In other news and notes from around town:

• It looks like plans to refurbish the 1950s-style Burlington Northern Santa Fe depot in East Lawrence are going to be delayed. The project originally was scheduled to be bid for construction in October, but that date now is being pushed back to an undetermined time. The reason for the delay is because the city has not yet been able to negotiate a transfer of ownership on the station, which is at Seventh and New Jersey streets. The station is owned by BNSF, but the railroad has been open to essentially deeding over the property to the city, assuming certain conditions can be met that would allow BNSF personnel to still have some office space in the facility. There are other issued to be considered as well, such as liability issues and other such matters that lawyers who bill by the hour really enjoy.

Bottom line, an agreement hasn’t yet been worked out, but City Hall officials aren’t yet sounding an alarm. In their update to commissioners, staff members indicated they still anticipate a land transaction to be completed later this fall.

In June, the city was awarded a state grant that will pay for 80 percent of the $1.5 million rehabilitation project. City officials said the delay has not yet jeopardized the city’s access to that grant funding.

Comments

Clark Coan 3 years, 2 months ago

Railroads still operate with a 19th century mentality when they were top dogs in the corporate world.

Phil Minkin 3 years, 2 months ago

It's obvious that Bob Schumm no longer has restaurants downtown.

Wayne Kerr 3 years, 2 months ago

I think having more food trucks in Lawrence is a great idea. And I really like the idea of having an area like the arts district set aside to host more than one truck. However, I am concerned with these trucks competing with and having a financial advantage over the brick and mortar stores that have to pay property taxes.
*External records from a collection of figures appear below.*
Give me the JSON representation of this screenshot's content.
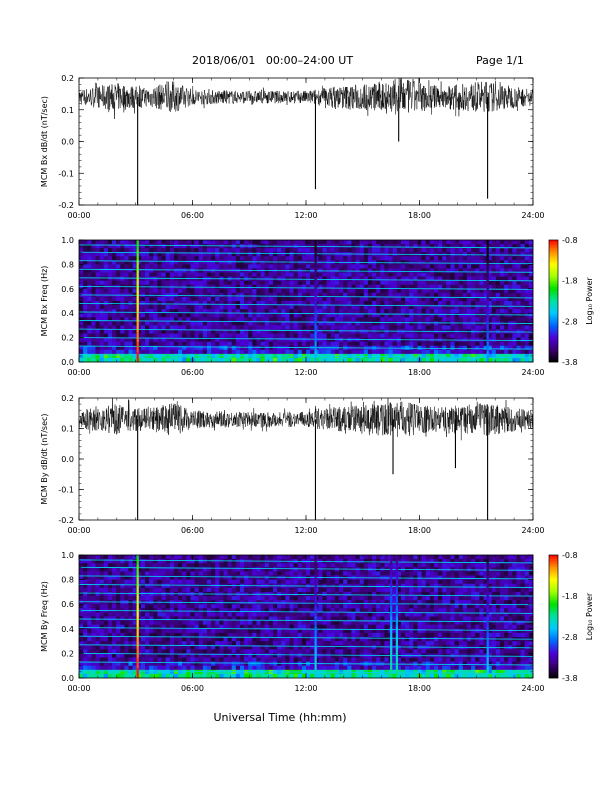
{
  "header": {
    "title": "2018/06/01   00:00–24:00 UT",
    "page": "Page 1/1"
  },
  "footer": {
    "xlabel": "Universal Time (hh:mm)"
  },
  "colorbar": {
    "label": "Log₁₀ Power",
    "ticks": [
      "-0.8",
      "-1.8",
      "-2.8",
      "-3.8"
    ],
    "colors": [
      "#000000",
      "#3a0070",
      "#4b00d8",
      "#0066ff",
      "#00c8ff",
      "#00e0a0",
      "#00e000",
      "#a0ff00",
      "#ffff00",
      "#ff9000",
      "#ff0000"
    ]
  },
  "chart_data": [
    {
      "type": "line",
      "ylabel": "MCM Bx dB/dt (nT/sec)",
      "xticks": [
        "00:00",
        "06:00",
        "12:00",
        "18:00",
        "24:00"
      ],
      "yticks": [
        "0.2",
        "0.1",
        "0.0",
        "-0.1",
        "-0.2"
      ],
      "xlim": [
        0,
        24
      ],
      "ylim": [
        -0.2,
        0.2
      ],
      "baseline": 0.14,
      "noise_amplitude": [
        [
          0,
          0.025
        ],
        [
          2,
          0.045
        ],
        [
          3.5,
          0.03
        ],
        [
          5,
          0.05
        ],
        [
          6,
          0.025
        ],
        [
          8.5,
          0.02
        ],
        [
          12,
          0.02
        ],
        [
          13.5,
          0.035
        ],
        [
          15.5,
          0.045
        ],
        [
          17,
          0.06
        ],
        [
          19,
          0.035
        ],
        [
          21.5,
          0.05
        ],
        [
          24,
          0.025
        ]
      ],
      "spikes": [
        {
          "x": 3.1,
          "y": -0.2
        },
        {
          "x": 12.5,
          "y": -0.15
        },
        {
          "x": 16.9,
          "y": 0.0
        },
        {
          "x": 21.6,
          "y": -0.18
        }
      ],
      "color": "#000000"
    },
    {
      "type": "heatmap",
      "ylabel": "MCM Bx Freq (Hz)",
      "xticks": [
        "00:00",
        "06:00",
        "12:00",
        "18:00",
        "24:00"
      ],
      "yticks": [
        "1.0",
        "0.8",
        "0.6",
        "0.4",
        "0.2",
        "0.0"
      ],
      "xlim": [
        0,
        24
      ],
      "ylim": [
        0,
        1.0
      ],
      "zlim": [
        -3.8,
        -0.8
      ],
      "harmonic_lines_hz": [
        0.06,
        0.13,
        0.2,
        0.27,
        0.34,
        0.41,
        0.48,
        0.55,
        0.62,
        0.69,
        0.76,
        0.83,
        0.9,
        0.96
      ],
      "vertical_events": [
        {
          "x": 3.1,
          "peak_power": -0.8
        },
        {
          "x": 12.5,
          "peak_power": -2.6
        },
        {
          "x": 21.6,
          "peak_power": -2.7
        }
      ]
    },
    {
      "type": "line",
      "ylabel": "MCM By dB/dt (nT/sec)",
      "xticks": [
        "00:00",
        "06:00",
        "12:00",
        "18:00",
        "24:00"
      ],
      "yticks": [
        "0.2",
        "0.1",
        "0.0",
        "-0.1",
        "-0.2"
      ],
      "xlim": [
        0,
        24
      ],
      "ylim": [
        -0.2,
        0.2
      ],
      "baseline": 0.13,
      "noise_amplitude": [
        [
          0,
          0.03
        ],
        [
          2,
          0.05
        ],
        [
          3.5,
          0.035
        ],
        [
          5,
          0.055
        ],
        [
          6,
          0.03
        ],
        [
          8.5,
          0.025
        ],
        [
          12,
          0.025
        ],
        [
          13.5,
          0.04
        ],
        [
          15.5,
          0.05
        ],
        [
          17,
          0.06
        ],
        [
          19,
          0.04
        ],
        [
          21.5,
          0.055
        ],
        [
          24,
          0.03
        ]
      ],
      "spikes": [
        {
          "x": 3.1,
          "y": -0.2
        },
        {
          "x": 12.5,
          "y": -0.2
        },
        {
          "x": 16.6,
          "y": -0.05
        },
        {
          "x": 19.9,
          "y": -0.03
        },
        {
          "x": 21.6,
          "y": -0.2
        }
      ],
      "color": "#000000"
    },
    {
      "type": "heatmap",
      "ylabel": "MCM By Freq (Hz)",
      "xticks": [
        "00:00",
        "06:00",
        "12:00",
        "18:00",
        "24:00"
      ],
      "yticks": [
        "1.0",
        "0.8",
        "0.6",
        "0.4",
        "0.2",
        "0.0"
      ],
      "xlim": [
        0,
        24
      ],
      "ylim": [
        0,
        1.0
      ],
      "zlim": [
        -3.8,
        -0.8
      ],
      "harmonic_lines_hz": [
        0.06,
        0.13,
        0.2,
        0.27,
        0.34,
        0.41,
        0.48,
        0.55,
        0.62,
        0.69,
        0.76,
        0.83,
        0.9,
        0.96
      ],
      "vertical_events": [
        {
          "x": 3.1,
          "peak_power": -0.8
        },
        {
          "x": 12.5,
          "peak_power": -2.4
        },
        {
          "x": 16.5,
          "peak_power": -2.2
        },
        {
          "x": 16.8,
          "peak_power": -2.2
        },
        {
          "x": 21.6,
          "peak_power": -2.5
        }
      ]
    }
  ]
}
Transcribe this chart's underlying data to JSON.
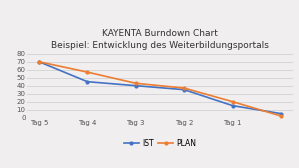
{
  "title_line1": "KAYENTA Burndown Chart",
  "title_line2": "Beispiel: Entwicklung des Weiterbildungsportals",
  "x_labels": [
    "Tag 5",
    "Tag 4",
    "Tag 3",
    "Tag 2",
    "Tag 1",
    ""
  ],
  "x_values": [
    0,
    1,
    2,
    3,
    4,
    5
  ],
  "ist_values": [
    70,
    45,
    40,
    35,
    15,
    5
  ],
  "plan_values": [
    70,
    57,
    43,
    37,
    20,
    2
  ],
  "ist_color": "#4472c4",
  "plan_color": "#ed7d31",
  "ylim": [
    0,
    80
  ],
  "yticks": [
    0,
    10,
    20,
    30,
    40,
    50,
    60,
    70,
    80
  ],
  "legend_ist": "IST",
  "legend_plan": "PLAN",
  "background_color": "#f0eeee",
  "plot_bg_color": "#f0eeee",
  "title_fontsize": 6.5,
  "tick_fontsize": 5.0,
  "legend_fontsize": 5.5,
  "line_width": 1.2,
  "marker": "o",
  "marker_size": 2.0
}
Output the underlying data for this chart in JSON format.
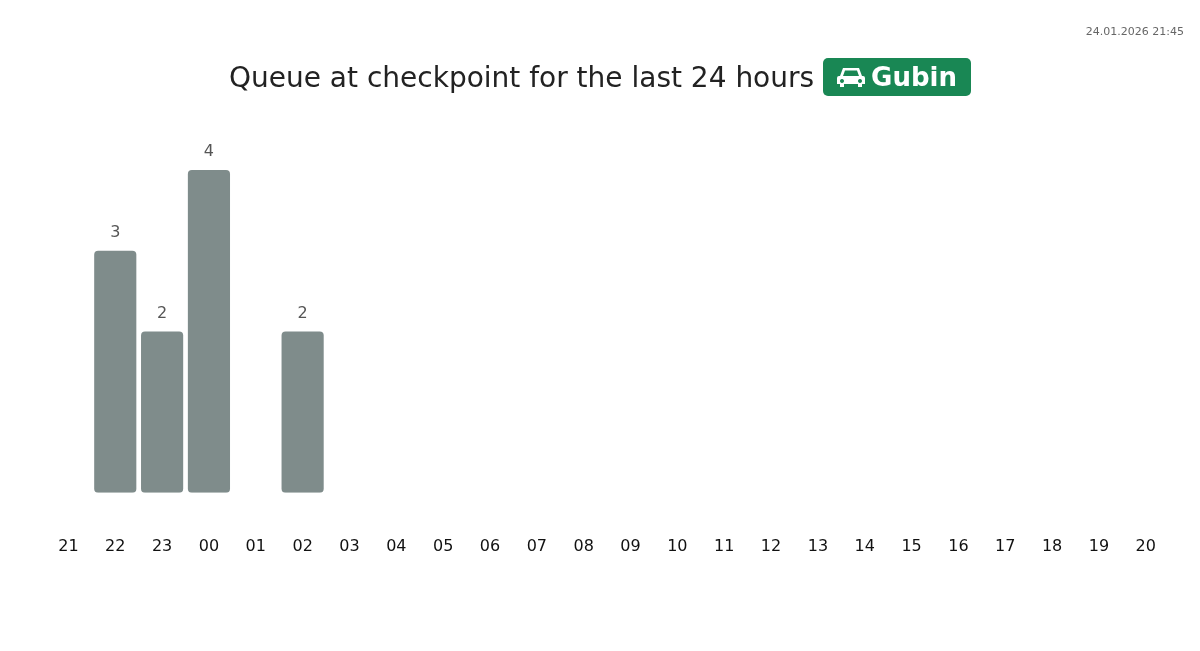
{
  "chart_data": {
    "type": "bar",
    "title": "Queue at checkpoint for the last 24 hours",
    "subtitle": "Gubin",
    "annotations": [
      "24.01.2026 21:45"
    ],
    "categories": [
      "21",
      "22",
      "23",
      "00",
      "01",
      "02",
      "03",
      "04",
      "05",
      "06",
      "07",
      "08",
      "09",
      "10",
      "11",
      "12",
      "13",
      "14",
      "15",
      "16",
      "17",
      "18",
      "19",
      "20"
    ],
    "values": [
      null,
      3,
      2,
      4,
      null,
      2,
      null,
      null,
      null,
      null,
      null,
      null,
      null,
      null,
      null,
      null,
      null,
      null,
      null,
      null,
      null,
      null,
      null,
      null
    ],
    "color": "#7f8c8b",
    "data_labels": true,
    "grid": false,
    "legend": false
  }
}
Maybe there should be a special fee or tax the trucks should have to pay to do business in our city? This is a similar concern I think we should have for the hotels and apartments that have paid property taxes for many years and continue to do so that have to compete at a financial disadvantage with the new hotels and apartments being built with tax abatements and special tax districts.

Amy Varoli Elliott 3 years, 2 months ago

And if they have KS plates then they also are paying property taxes, yes it less but they are still paying

Wayne Kerr 3 years, 2 months ago

You're right, they would be paying property tax on the trucks. I agree the difference between the tax on a $40,000 truck is probably much less than the tax on a $400,000 commercial building. Especially when we consider those taxes being paid over a 20 year period. It's probably similar to the difference between an older 18 million dollar hotel that's being taxed for it's property value and a similar but newer hotel being taxed as if it were a vacant lot for the next twenty years.